Schaut ihr mal genauer auf die Saatgut-Tütchen, die ihr im Baumarkt, im Supermarkt, in der Drogerie oder sonstwo einkauft, werdet ihr folgende Begriffe entdecken: F1-Hybride – oder auch samenfest und sortenrein und nachbaufähig. Doch was steckt eigentlich hinter diesen Wörtern? Und warum solltet ihr vermehrt drauf achten?
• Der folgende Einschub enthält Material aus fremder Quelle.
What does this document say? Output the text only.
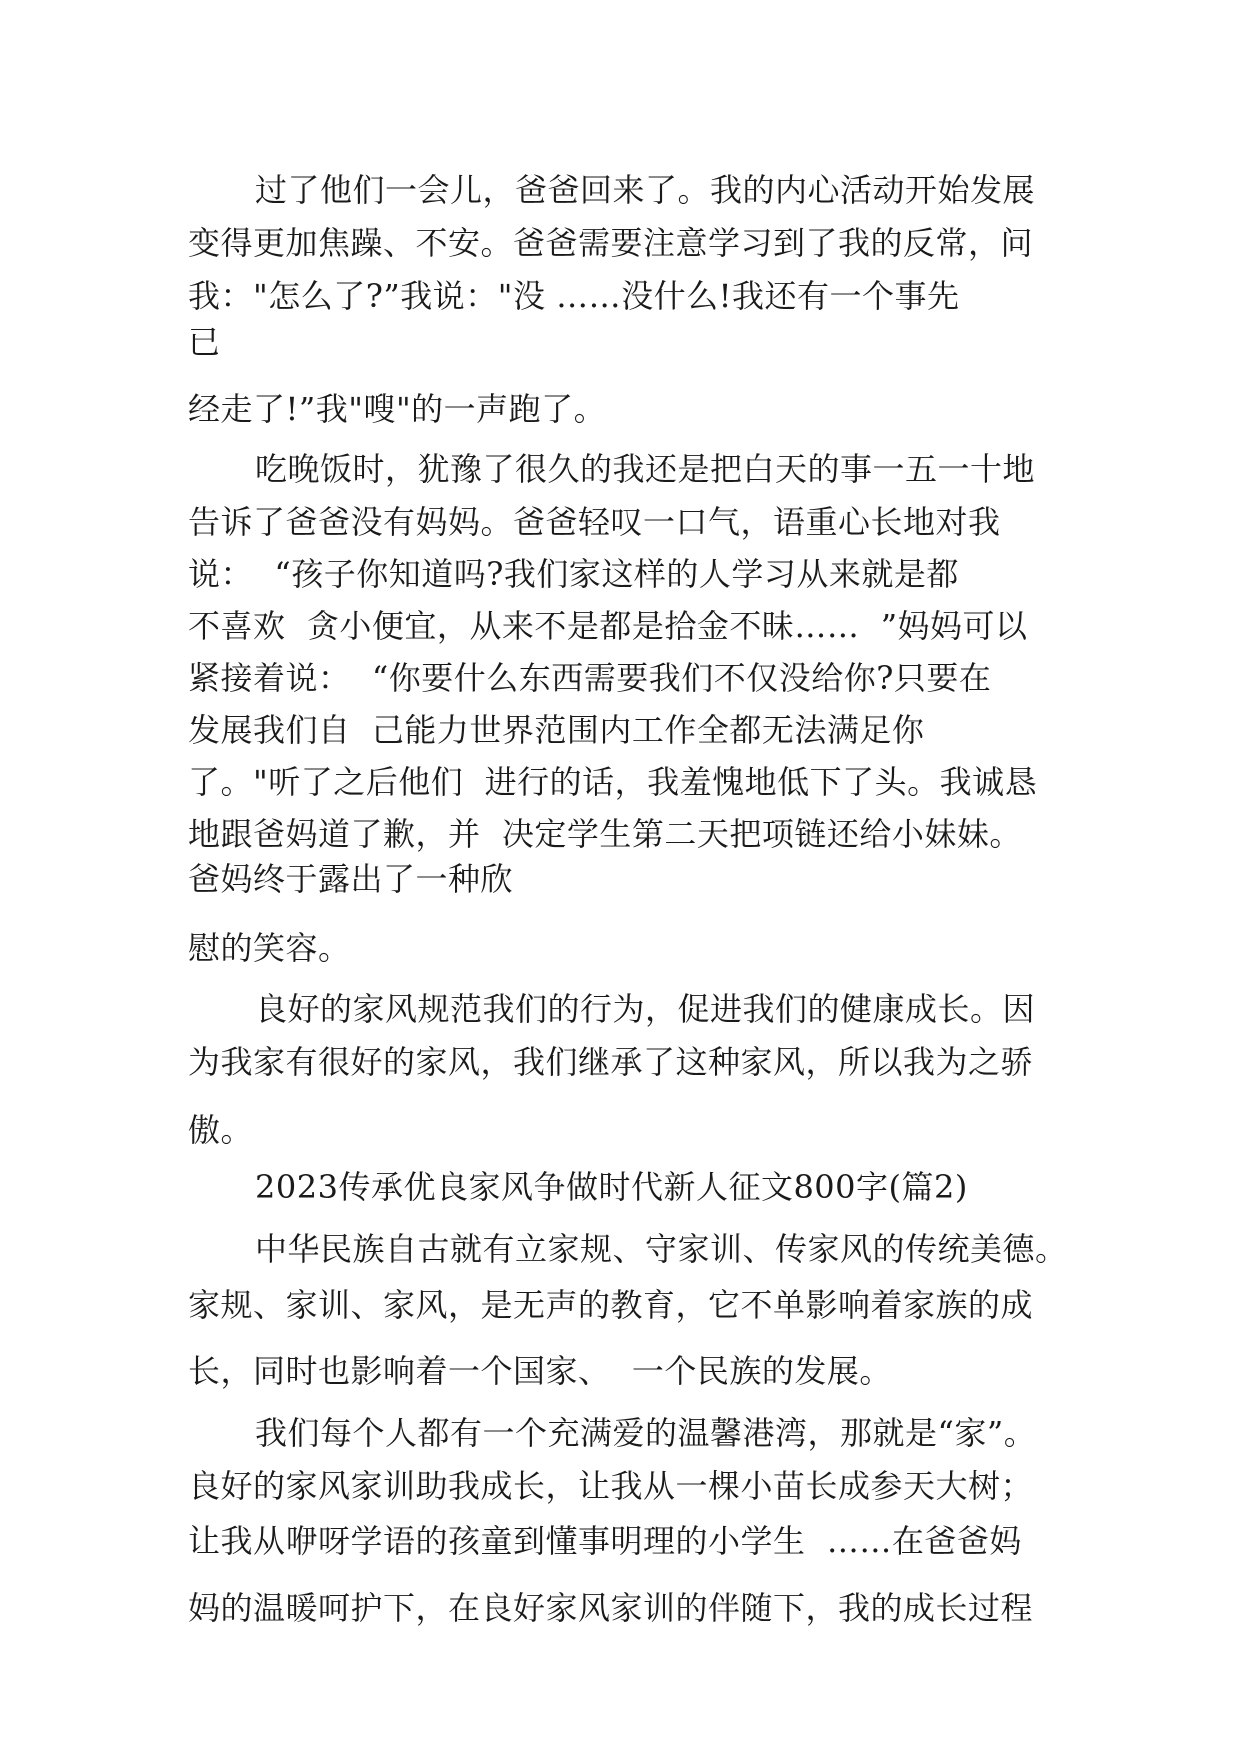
过了他们一会儿，爸爸回来了。我的内心活动开始发展
变得更加焦躁、不安。爸爸需要注意学习到了我的反常，问
我："怎么了?”我说："没 ……没什么!我还有一个事先
已
经走了!”我"嗖"的一声跑了。
吃晚饭时，犹豫了很久的我还是把白天的事一五一十地
告诉了爸爸没有妈妈。爸爸轻叹一口气，语重心长地对我
说：  “孩子你知道吗?我们家这样的人学习从来就是都
不喜欢  贪小便宜，从来不是都是拾金不昧……  ”妈妈可以
紧接着说：  “你要什么东西需要我们不仅没给你?只要在
发展我们自  己能力世界范围内工作全都无法满足你
了。"听了之后他们  进行的话，我羞愧地低下了头。我诚恳
地跟爸妈道了歉，并  决定学生第二天把项链还给小妹妹。
爸妈终于露出了一种欣
慰的笑容。
良好的家风规范我们的行为，促进我们的健康成长。因
为我家有很好的家风，我们继承了这种家风，所以我为之骄
傲。
2023传承优良家风争做时代新人征文800字(篇2)
中华民族自古就有立家规、守家训、传家风的传统美德。
家规、家训、家风，是无声的教育，它不单影响着家族的成
长，同时也影响着一个国家、  一个民族的发展。
我们每个人都有一个充满爱的温馨港湾，那就是“家”。
良好的家风家训助我成长，让我从一棵小苗长成参天大树；
让我从咿呀学语的孩童到懂事明理的小学生  ……在爸爸妈
妈的温暖呵护下，在良好家风家训的伴随下，我的成长过程
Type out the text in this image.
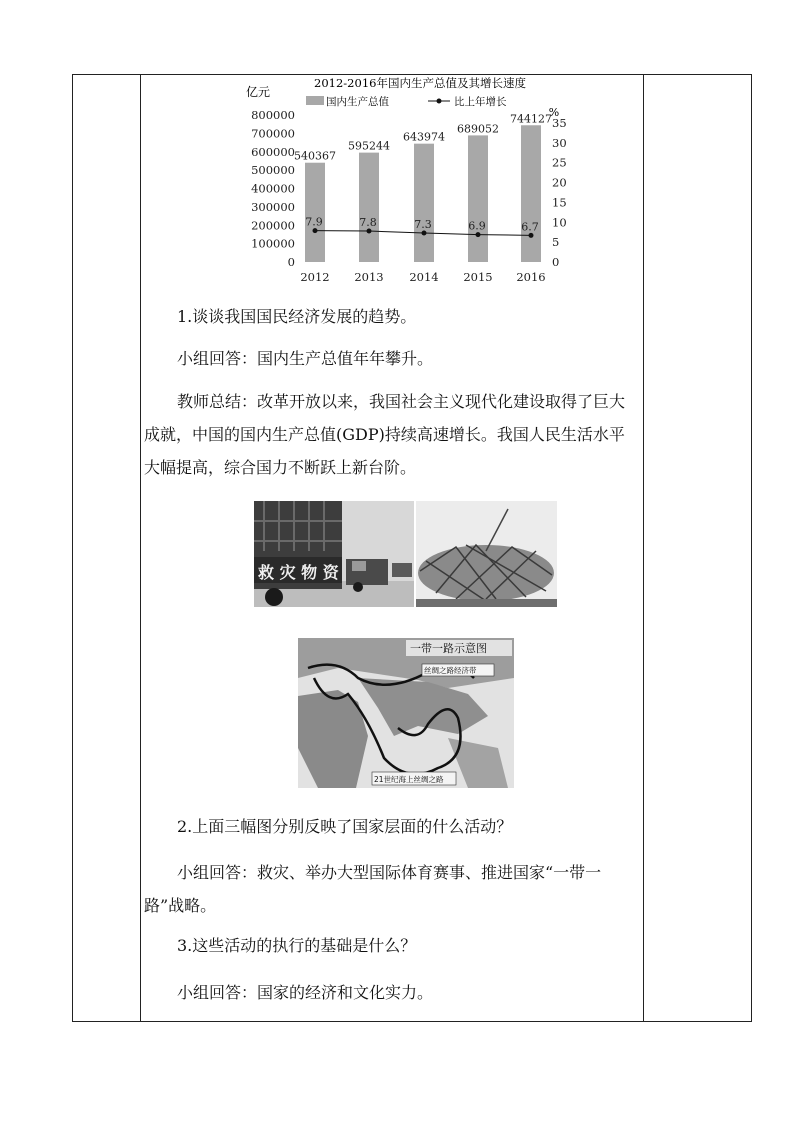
2012-2016年国内生产总值及其增长速度
亿元
%
国内生产总值	比上年增长
0
100000
200000
300000
400000
500000
600000
700000
800000
0
5
10
15
20
25
30
35
540367
595244
643974
689052
744127
7.9	7.8	7.3	6.9	6.7
2012 2013 2014 2015 2016

1.谈谈我国国民经济发展的趋势。

小组回答：国内生产总值年年攀升。

教师总结：改革开放以来，我国社会主义现代化建设取得了巨大成就，中国的国内生产总值(GDP)持续高速增长。我国人民生活水平大幅提高，综合国力不断跃上新台阶。

救 灾 物 资
一带一路示意图
丝绸之路经济带
21世纪海上丝绸之路

2.上面三幅图分别反映了国家层面的什么活动？

小组回答：救灾、举办大型国际体育赛事、推进国家“一带一路”战略。

3.这些活动的执行的基础是什么？

小组回答：国家的经济和文化实力。
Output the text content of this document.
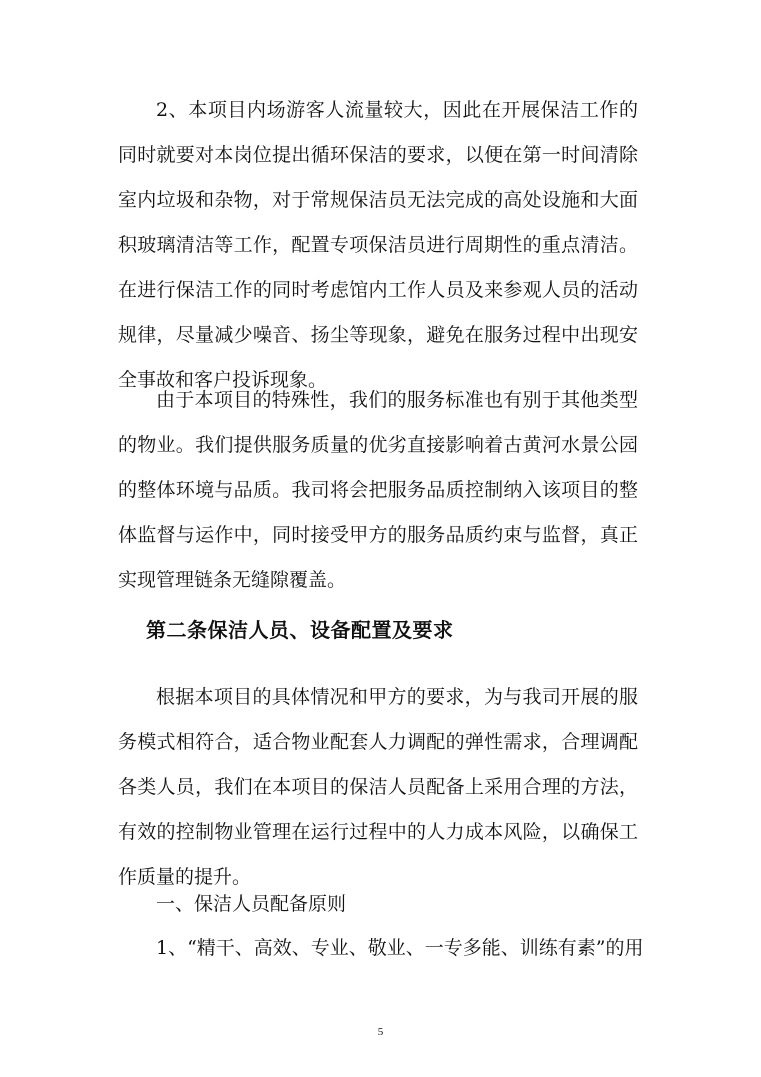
2、本项目内场游客人流量较大，因此在开展保洁工作的同时就要对本岗位提出循环保洁的要求，以便在第一时间清除室内垃圾和杂物，对于常规保洁员无法完成的高处设施和大面积玻璃清洁等工作，配置专项保洁员进行周期性的重点清洁。在进行保洁工作的同时考虑馆内工作人员及来参观人员的活动规律，尽量减少噪音、扬尘等现象，避免在服务过程中出现安全事故和客户投诉现象。

由于本项目的特殊性，我们的服务标准也有别于其他类型的物业。我们提供服务质量的优劣直接影响着古黄河水景公园的整体环境与品质。我司将会把服务品质控制纳入该项目的整体监督与运作中，同时接受甲方的服务品质约束与监督，真正实现管理链条无缝隙覆盖。

第二条保洁人员、设备配置及要求

根据本项目的具体情况和甲方的要求，为与我司开展的服务模式相符合，适合物业配套人力调配的弹性需求，合理调配各类人员，我们在本项目的保洁人员配备上采用合理的方法，有效的控制物业管理在运行过程中的人力成本风险，以确保工作质量的提升。

一、保洁人员配备原则

1、“精干、高效、专业、敬业、一专多能、训练有素”的用

5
Das bedeutet samenfest und sortenrein:
Wer eine neue Gemüsesorte züchtet, der sorgt für bestimmte Eigenschaften wie Farbe, Geschmack, Wuchshöhe … Wenn ihr nun von der Sorte Samen gewinnt, nennt man diese samenfest, wenn die Nachkommen dieselben Eigenschaften wie die “Mutterpflanzen” haben. Sortenrein sind die Samen, wenn eben genau eine Sorte beim Nachzüchten herauskommt. Das heißt: Euer Saatgut-Tütchen enthält auch nur die Samen für eine Sorte. Nachbaufähig heißt, dass die Pflanzen Samen bilden.
Sogenannte F1-Hybride bringen diese drei Eigenschaften oft nicht mit. Das hat verschiedene Gründe:
- Grund 1: Viele Menschen, die einen Garten oder Pflanzen auf dem Balkon haben, wollen keinen Stress mit aussamenden Pflanzen. Auch wir kennen das zu gut: Unsere Goldrute zum Beispiel macht sich regelmäßig selbstständig, sehr zum Unbill unserer Nachbarn.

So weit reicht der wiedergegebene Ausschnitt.